The content providing battle between MVPDs Comcast and Verizon gets more complicated as more details emerge about Comcast’s Watchable online video service.
Watchable, a direct competitor with Verizon’s imminent Go90 platform, had its demo briefly left up by engineers on Wednesday, so Variety poked around and revealed important details about Comcast’s bid for Millennials via streaming content.
Watchable, which is planned for release in “coming weeks” is a set-top streaming channel that will feature content from Comcast investments like Buzzfeed (in which the company recently invested $200 million), The Verge and Vox Media, and from outside content providers like Vice, Popsugar, iFood.tv, and Jukin Media, among others. Eventual partnerships with the Onion and Fullscreen have been announced.
The crucial difference between Watchable and Go90 is that Watchable will be available entirely to the general public via a website, while subscribers can watch it on their set-top boxes and mobile apps.

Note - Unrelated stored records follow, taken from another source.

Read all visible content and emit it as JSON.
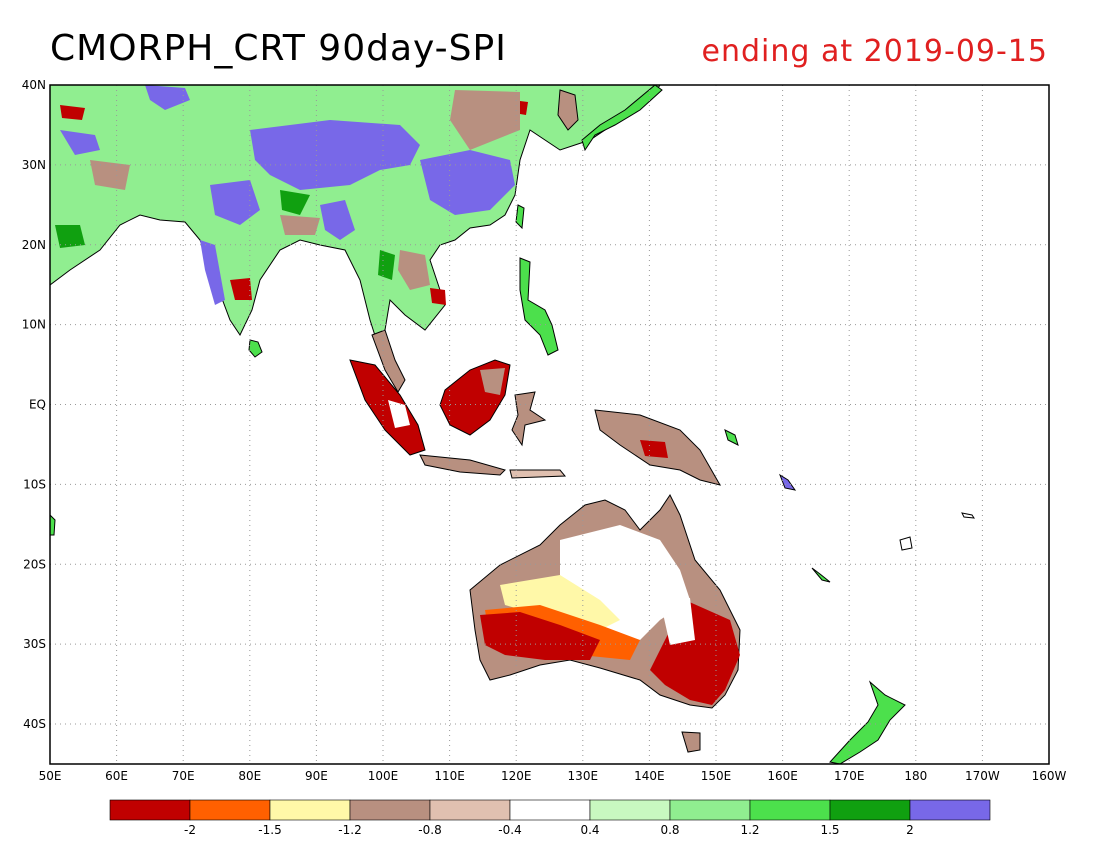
{
  "title": "CMORPH_CRT 90day-SPI",
  "subtitle": "ending at 2019-09-15",
  "map": {
    "lon_range": [
      50,
      200
    ],
    "lat_range": [
      -45,
      40
    ],
    "lon_ticks": [
      "50E",
      "60E",
      "70E",
      "80E",
      "90E",
      "100E",
      "110E",
      "120E",
      "130E",
      "140E",
      "150E",
      "160E",
      "170E",
      "180",
      "170W",
      "160W"
    ],
    "lat_ticks": [
      "40N",
      "30N",
      "20N",
      "10N",
      "EQ",
      "10S",
      "20S",
      "30S",
      "40S"
    ],
    "grid": "dotted"
  },
  "legend": {
    "colors": [
      "#c00000",
      "#ff6000",
      "#fff8a8",
      "#b89080",
      "#e0c0b0",
      "#ffffff",
      "#c8f8c0",
      "#90ee90",
      "#4ce04c",
      "#10a010",
      "#7868e8"
    ],
    "labels": [
      "-2",
      "-1.5",
      "-1.2",
      "-0.8",
      "-0.4",
      "0.4",
      "0.8",
      "1.2",
      "1.5",
      "2"
    ]
  }
}
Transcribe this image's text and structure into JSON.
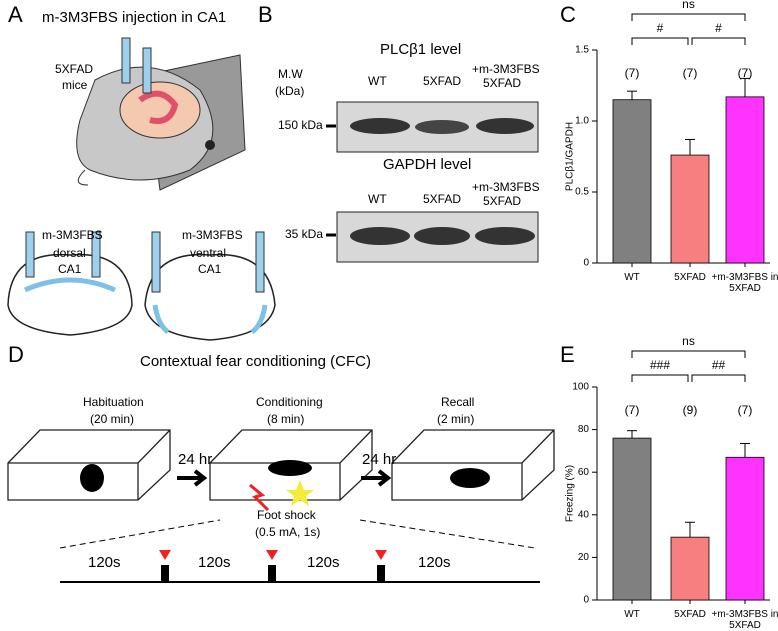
{
  "panel_labels": [
    "A",
    "B",
    "C",
    "D",
    "E"
  ],
  "panel_a": {
    "title": "m-3M3FBS injection in CA1",
    "mouse_label": [
      "5XFAD",
      "mice"
    ],
    "dorsal": [
      "m-3M3FBS",
      "dorsal",
      "CA1"
    ],
    "ventral": [
      "m-3M3FBS",
      "ventral",
      "CA1"
    ]
  },
  "panel_b": {
    "mw_label": [
      "M.W",
      "(kDa)"
    ],
    "blots": [
      {
        "title": "PLCβ1 level",
        "marker": "150 kDa",
        "lanes": [
          "WT",
          "5XFAD"
        ],
        "treated_lane": [
          "+m-3M3FBS",
          "5XFAD"
        ]
      },
      {
        "title": "GAPDH level",
        "marker": "35 kDa",
        "lanes": [
          "WT",
          "5XFAD"
        ],
        "treated_lane": [
          "+m-3M3FBS",
          "5XFAD"
        ]
      }
    ]
  },
  "panel_d": {
    "title": "Contextual fear conditioning (CFC)",
    "stages": [
      {
        "name": "Habituation",
        "duration": "(20 min)"
      },
      {
        "name": "Conditioning",
        "duration": "(8 min)"
      },
      {
        "name": "Recall",
        "duration": "(2 min)"
      }
    ],
    "intervals": [
      "24 hr",
      "24 hr"
    ],
    "shock": [
      "Foot shock",
      "(0.5 mA, 1s)"
    ],
    "timeline": [
      "120s",
      "120s",
      "120s",
      "120s"
    ]
  },
  "chart_data": [
    {
      "type": "bar",
      "y_label": "PLCβ1/GAPDH",
      "categories": [
        "WT",
        "5XFAD",
        "+m-3M3FBS in 5XFAD"
      ],
      "values": [
        1.15,
        0.76,
        1.17
      ],
      "errors": [
        0.06,
        0.11,
        0.13
      ],
      "colors": [
        "#808080",
        "#f77f7f",
        "#ff33ff"
      ],
      "ylim": [
        0,
        1.5
      ],
      "yticks": [
        0,
        0.5,
        {
          "value": 1,
          "label": "1.0"
        },
        1.5
      ],
      "n_labels": [
        "(7)",
        "(7)",
        "(7)"
      ],
      "significance": [
        "#",
        "#",
        "ns"
      ]
    },
    {
      "type": "bar",
      "y_label": "Freezing (%)",
      "categories": [
        "WT",
        "5XFAD",
        "+m-3M3FBS in 5XFAD"
      ],
      "values": [
        76,
        29.5,
        67
      ],
      "errors": [
        3.5,
        7,
        6.5
      ],
      "colors": [
        "#808080",
        "#f77f7f",
        "#ff33ff"
      ],
      "ylim": [
        0,
        100
      ],
      "yticks": [
        0,
        20,
        40,
        60,
        80,
        100
      ],
      "n_labels": [
        "(7)",
        "(9)",
        "(7)"
      ],
      "significance": [
        "###",
        "##",
        "ns"
      ]
    }
  ]
}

Go90 will be limited in its public-facing content, and unlimited only to Verizon subscribers.
Go90 seems set to beat Watchable to marketplace, however, as Go90 is rumored to launch “in the coming days.”
Watchable joins Comcast’s recent announcement of Stream, its subscription-based OTT live TV platform for Xfinity subscribers, in its bid to hold off video losses as viewers move away from traditional linear TV.